Denn sonst steht da eine Sprachbarriere im Weg. Einer der Pastoren, welcher mit mir an meinem zweiten Tag zusammen unterwegs war, erklärte mir, dass Englisch zu sprechen durchaus schwierig für manche Koreaner:Innen ist. Auch wenn es in der Schule gelernt wird, fehlt es manchen einfach an der Übung des Redens. Was ich sehr gut nachvollziehen kann. Ich habe auch immer wieder Schwierigkeiten, wirklich Koreanisch zu reden, weil ich Angst habe, Fehler zu machen oder dann doch nicht verstanden zu werden. Auf der anderen Seite habe ich schon verschiedene Personen kennen gelernt, mit denen es kein Problem war, auf Englisch zu kommunizieren.

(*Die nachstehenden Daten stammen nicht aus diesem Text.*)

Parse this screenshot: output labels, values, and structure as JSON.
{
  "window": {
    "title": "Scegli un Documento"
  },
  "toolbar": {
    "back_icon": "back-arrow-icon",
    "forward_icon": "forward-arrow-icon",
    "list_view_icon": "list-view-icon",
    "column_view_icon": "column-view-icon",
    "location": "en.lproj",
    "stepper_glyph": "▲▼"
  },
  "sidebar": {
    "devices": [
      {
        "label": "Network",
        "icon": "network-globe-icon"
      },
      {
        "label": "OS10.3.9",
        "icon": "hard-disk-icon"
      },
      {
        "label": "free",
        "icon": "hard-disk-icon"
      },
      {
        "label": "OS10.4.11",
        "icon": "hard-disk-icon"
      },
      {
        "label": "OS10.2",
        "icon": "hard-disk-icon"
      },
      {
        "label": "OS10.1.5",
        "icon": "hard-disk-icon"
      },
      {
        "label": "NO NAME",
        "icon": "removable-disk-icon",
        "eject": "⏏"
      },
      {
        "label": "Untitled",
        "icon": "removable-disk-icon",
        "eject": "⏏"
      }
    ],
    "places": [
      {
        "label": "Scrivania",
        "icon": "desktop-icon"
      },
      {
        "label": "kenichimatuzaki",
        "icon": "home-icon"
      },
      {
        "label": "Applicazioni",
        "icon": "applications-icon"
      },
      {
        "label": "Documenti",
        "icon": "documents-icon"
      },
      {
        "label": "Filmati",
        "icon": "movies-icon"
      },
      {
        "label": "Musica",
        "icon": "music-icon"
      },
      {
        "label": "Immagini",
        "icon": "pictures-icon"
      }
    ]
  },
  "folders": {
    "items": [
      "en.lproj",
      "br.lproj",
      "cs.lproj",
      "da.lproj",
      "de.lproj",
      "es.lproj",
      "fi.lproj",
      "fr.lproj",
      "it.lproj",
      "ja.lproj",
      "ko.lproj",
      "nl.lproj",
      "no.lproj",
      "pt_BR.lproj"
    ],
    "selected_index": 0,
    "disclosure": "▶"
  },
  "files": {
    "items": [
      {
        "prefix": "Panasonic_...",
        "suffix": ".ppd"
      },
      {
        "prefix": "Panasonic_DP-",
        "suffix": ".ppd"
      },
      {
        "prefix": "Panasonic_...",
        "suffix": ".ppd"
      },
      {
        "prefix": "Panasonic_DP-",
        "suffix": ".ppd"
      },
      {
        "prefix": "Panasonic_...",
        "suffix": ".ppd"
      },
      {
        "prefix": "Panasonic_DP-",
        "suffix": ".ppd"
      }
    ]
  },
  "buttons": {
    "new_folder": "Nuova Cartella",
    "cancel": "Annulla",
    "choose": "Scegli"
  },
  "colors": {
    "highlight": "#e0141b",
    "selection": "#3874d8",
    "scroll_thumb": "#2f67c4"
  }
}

Ob das Jugendliche aus einer Kirche, Studierende oder Pastor:Innen waren, die extra für mich Gesagtes übersetzten oder mit denen dann zusammen überlegt wurde, wie man etwas am besten erklären kann.

Und mir wurde auch schon mit Papago (Übersetzungsapp) von einem Kellner gezeigt, dass das Restaurant auf zwei Stockwerke verteilt ist und ich nicht unten warten muss, bis ein Platz frei wird.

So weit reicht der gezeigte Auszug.